Edouard Vuillard, Woman in a Striped Dress, 1895
Edouard Vuillard, Mme. Vuillard Remplissant Une Carafe, 1904
Edouard Vuillard, End of Breakfast at Madame Vuillard, 1895
Edouard Vuillard, The Reader, 1896
Edouard Vuillard, Geraniums et boules-de-neige, oil on board, 1868-1940
The above Vuillard sold for $481,000 dollars in 1994. Andy Warhol’s Eight Elvises went for $104.2 a year or so ago. So you could either buy a single massproduced silkscreened image by a commercial illustrator hyped into art genius status by pseudo-philosophical pretensions or you could buy over 200 modest size Vuilllards (having to wait for them to come on the market in this fantasy construction)
This is a civilization bankrupt in every sense of the word… financially, morally, spiritually, intellectually, culturally….and the above contrast in value puts it into clear relief. As Wilde said: “A cynic is a man who knows the price of everything and the value of nothing.” Our current art world, its art collectors and dealers and overnight sensation artists, could hardly be more cynical.
But there are still some of us who say: Fuck You Wall Street, Charles Saatchie and Larry Gagosian… and if we do so insistently that might just be enough to allow the breathing room for those few poets out there to continue doing their work.
Painting is a vocation. It isn’t a career path. And it’s very rarely a road to riches if you’re doing it properly, particularly in this day and age.
Things were no less difficult when Vuillard was painting over a century ago. The capitalists were already busy at their destructive tasks. A letter from Vuillard to Alfred Natanson:
My dear Friend:
I don’t have much confidence in the encouragement I could offer. I could so easily seem brutal and unfeeling and I don’t want you to turn against me. Your note–forgive me if I speak of myself–touched me deeply at a moment when everything sets my teeth on edge. Everything, myself included; everything that I do; everything that I say; everything that everyone else does and says. I need to overflow a bit, and yet dare not. Do you know what it is to have had total confidence in everything and everyone and then find that only a very few landmarks are still standing and that one made a great mistake in not realizing that all things are relative, and that that is true above all in matters of the heart?

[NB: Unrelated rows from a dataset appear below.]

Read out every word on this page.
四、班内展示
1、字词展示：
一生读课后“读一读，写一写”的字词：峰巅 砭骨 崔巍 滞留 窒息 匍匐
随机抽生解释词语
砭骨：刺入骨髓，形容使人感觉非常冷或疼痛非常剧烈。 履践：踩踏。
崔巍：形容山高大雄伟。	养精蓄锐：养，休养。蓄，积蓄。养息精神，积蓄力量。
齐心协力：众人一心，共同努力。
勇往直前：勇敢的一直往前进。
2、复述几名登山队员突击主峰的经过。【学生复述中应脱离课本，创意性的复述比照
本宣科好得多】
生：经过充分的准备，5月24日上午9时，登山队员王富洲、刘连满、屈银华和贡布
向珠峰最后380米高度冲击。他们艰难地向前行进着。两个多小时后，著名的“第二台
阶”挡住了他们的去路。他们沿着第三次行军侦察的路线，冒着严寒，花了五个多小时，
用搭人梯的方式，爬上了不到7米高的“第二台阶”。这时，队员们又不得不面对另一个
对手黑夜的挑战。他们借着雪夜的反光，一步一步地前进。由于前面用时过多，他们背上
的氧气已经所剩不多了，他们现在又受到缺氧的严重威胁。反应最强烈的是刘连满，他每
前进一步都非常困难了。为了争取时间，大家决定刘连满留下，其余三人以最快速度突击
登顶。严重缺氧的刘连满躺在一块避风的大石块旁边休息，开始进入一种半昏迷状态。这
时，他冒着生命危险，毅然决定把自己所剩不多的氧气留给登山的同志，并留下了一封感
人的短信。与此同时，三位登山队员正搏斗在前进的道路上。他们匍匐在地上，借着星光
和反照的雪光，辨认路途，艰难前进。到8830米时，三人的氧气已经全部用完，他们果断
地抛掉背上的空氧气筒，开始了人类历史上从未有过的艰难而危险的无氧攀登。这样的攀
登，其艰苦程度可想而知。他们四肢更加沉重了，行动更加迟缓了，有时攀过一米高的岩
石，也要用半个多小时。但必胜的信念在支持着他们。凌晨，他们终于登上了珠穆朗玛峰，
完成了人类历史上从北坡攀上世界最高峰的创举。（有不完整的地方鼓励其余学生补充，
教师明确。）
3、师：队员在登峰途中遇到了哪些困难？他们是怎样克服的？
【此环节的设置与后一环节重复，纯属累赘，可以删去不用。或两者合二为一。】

I’m rather downcast, for I had believed entirely in certain forms of behavior that I now realize do not apply. Fundamentally I’m unchanged, thank Heavens, and I’m not complaining or ‘in despair’–but I do feel like a child who no longer knows what’s solid and what isn’t. There may still be solid things in the world, but I’m not sure what they are.
I got used to abrupt material changes quite early in life—in fact I’ve nothing more to learn about them–but in the other domain I had no idea that things were as they actually are. I didn’t imagine that it would apply to me, in any case. I can’t say what it is that helps me to get going again, though I have a very clear notion of it when it happens.
Forgive me for not having anything better to say to you. But there is a certain analogy between our two cases, I think? One simply doesn’t know how much one can bear. You’ll probably be amazed, in the end, by what you went through and how you got out of it. And you will get out of it–one always does. The only thing I can say is–don’t brood! Don’t hug your wounds! They’ll be painful enough already. Talk to your friends about them–it helps a little. As for the idea that you want to get ill again–it’s too childish to bother with. You know for yourself that it doesn’t make sense.
I’m not doing much–just watching the leaves grow (literally). I did a bit of painting today, and in between I ruminate, clutching at anything that will stave off depression. It works, to my surprise, though I’m always fearing the worst. I expect it’ll go on that way for a long while. I shall think of nothing but myself and be amazed to find everyone else doing the same.